Today, Navajovius is most commonly ascribed to Microsyopidae, a family within the suborder Plesiadapiformes. Of the microsyopids, Navajovius is considered to be more primitive. Navajovius is also classified under the subfamily Navajoviinae which sometimes includes the genus Berruvius. Though the validity of this classification is disputed. There is only one named species under this genus, Navajovius kohlhaasae.

==Description==
Very few fossils belonging to this genus have been found, limiting the descriptive material to lower jaws, maxillae, and fragmentary teeth (Gunnell 1989). From these remains we can tell that Navajovius was quite small, with an estimated body mass of four grams.

The dental formula of Navajovius is greatly debated. The lower dental formula has been suggested to be 2-1-2-3, 1-1-3-3, 1-0-3-3, and 1-0-4-3. A gap between the anterior dentition and cheek teeth is considered to be a space for the canine by some and a diastema by others, accounting for some of this disagreement.
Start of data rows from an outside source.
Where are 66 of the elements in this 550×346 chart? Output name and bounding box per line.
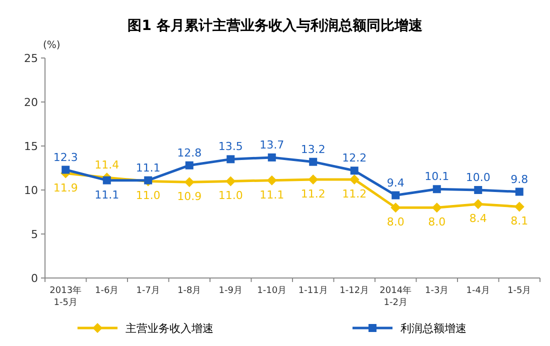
- data-label: 12.2: [342, 152, 367, 165]
- point: [102, 176, 111, 184]
- data-label: 11.1: [136, 161, 160, 174]
- data-label: 9.4: [386, 176, 404, 190]
- x-tick-label: 1-9月: [218, 286, 242, 296]
- data-label: 12.3: [53, 150, 78, 164]
- point: [432, 185, 441, 194]
- x-tick-label: 1-7月: [136, 286, 160, 296]
- point: [473, 199, 484, 210]
- data-label: 11.2: [300, 187, 326, 200]
- data-label: 13.7: [260, 138, 284, 152]
- data-label: 11.0: [136, 189, 160, 202]
- data-label: 9.8: [510, 172, 528, 186]
- point: [266, 175, 277, 186]
- data-label: 10.9: [177, 190, 202, 204]
- data-label: 10.0: [466, 171, 490, 184]
- x-tick-label: 1-4月: [466, 286, 490, 296]
- data-label: 8.0: [428, 216, 446, 229]
- data-label: 11.0: [218, 189, 243, 202]
- point: [349, 174, 360, 184]
- data-label: 8.0: [386, 216, 404, 229]
- legend-label: 利润总额增速: [400, 322, 466, 335]
- data-label: 13.5: [218, 140, 243, 154]
- y-tick-label: 25: [24, 52, 38, 65]
- x-tick-label: 2014年 1-2月: [380, 285, 412, 308]
- data-label: 11.4: [94, 158, 120, 172]
- x-tick-label: 1-12月: [340, 286, 370, 296]
- data-label: 11.1: [260, 188, 284, 202]
- point: [62, 166, 70, 174]
- y-tick-label: 10: [24, 184, 38, 197]
- data-label: 8.4: [469, 212, 487, 226]
- data-label: 11.2: [342, 187, 367, 200]
- point: [390, 202, 401, 213]
- point: [268, 153, 276, 162]
- x-tick-label: 1-11月: [298, 286, 328, 296]
- chart-title: 图1 各月累计主营业务收入与利润总额同比增速: [128, 17, 424, 34]
- point: [392, 191, 400, 200]
- data-label: 11.1: [94, 188, 120, 202]
- x-tick-label: 1-3月: [425, 286, 449, 296]
- data-label: 13.2: [300, 142, 326, 156]
- y-tick-label: 0: [31, 272, 38, 285]
- y-tick-label: 5: [31, 228, 38, 241]
- point: [226, 155, 235, 164]
- x-tick-label: 1-10月: [257, 286, 287, 296]
- point: [226, 176, 236, 186]
- point: [474, 186, 482, 194]
- x-tick-label: 1-6月: [95, 286, 119, 296]
- y-tick-label: 20: [24, 96, 38, 109]
- data-label: 11.9: [53, 181, 78, 194]
- point: [350, 166, 358, 175]
- x-tick-label: 2013年 1-5月: [50, 285, 82, 308]
- x-tick-label: 1-8月: [178, 286, 202, 296]
- point: [308, 174, 318, 184]
- data-label: 10.1: [424, 170, 450, 184]
- point: [309, 158, 318, 166]
- legend-label: 主营业务收入增速: [126, 322, 214, 335]
- data-label: 8.1: [510, 214, 528, 228]
- point: [184, 177, 194, 188]
- point: [515, 188, 524, 196]
- point: [514, 202, 524, 212]
- point: [185, 161, 194, 170]
- x-tick-label: 1-5月: [508, 286, 532, 296]
- y-tick-label: 15: [24, 140, 38, 153]
- y-axis-title: (%): [43, 40, 60, 51]
- data-label: 12.8: [177, 146, 202, 160]
- point: [432, 202, 442, 213]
There are a few dental morphologies that are agreed upon. The first incisor is somewhat enlarged, procumbent and lanceolate in shape. The third premolar has a double root and is relatively smaller than both the second and fourth premolar. The fourth premolar lacks a metacone and the paraconid is weak. The lower molars have distinct, reduced paraconids and the third molar is reduced in size.

Most researchers agree that the second incisor is absent, the second premolar is single rooted, and that the fourth premolar is molariform in shape. The presence of the upper and lower canine is also debated. While most researchers include the lower canine in the dental formula, some suggest that it is absent all together. The presence of a vestigial upper canine has been suggested to be present as well. Based on its morphology and age range, Navajovius is sometimes suggested to be one of the more primitive microsyopids.

==Paleobiology==
===Habitat and range===
Fossils of Navajovius have been found in several places in the western United States. N. kohlhaasae has been found in Colorado, Texas, and Wyoming. If the two unnamed specimens are included, the range can be pushed further north into Montana. All of these localities are considered to be from the Tiffanian North American Land Mammal Age (NALMA) and date back to the late Paleocene Epoch, about 61.7 to 56.8 million years ago. As plesiadapiforms are largely thought to be arboreal, it can be assumed that the western United States was covered in forests during this time. Notes on the collection found in the Mason Pocket locality in Colorado, where the holotype for N. kohlhaasae was found, indicates that the majority of the fauna found there were arboreal. As there are currently no postcranial remains from Navajovius, there can be no analysis of locomotor behavior for this taxon.

===Diet===
Based on dental morphology, Navajovius most likely had a generalized diet, eating a variety of foods possibly including insects, fruits, and tree sap. The shape of their incisors and other anterior teeth suggest that they functioned for slicing and shearing.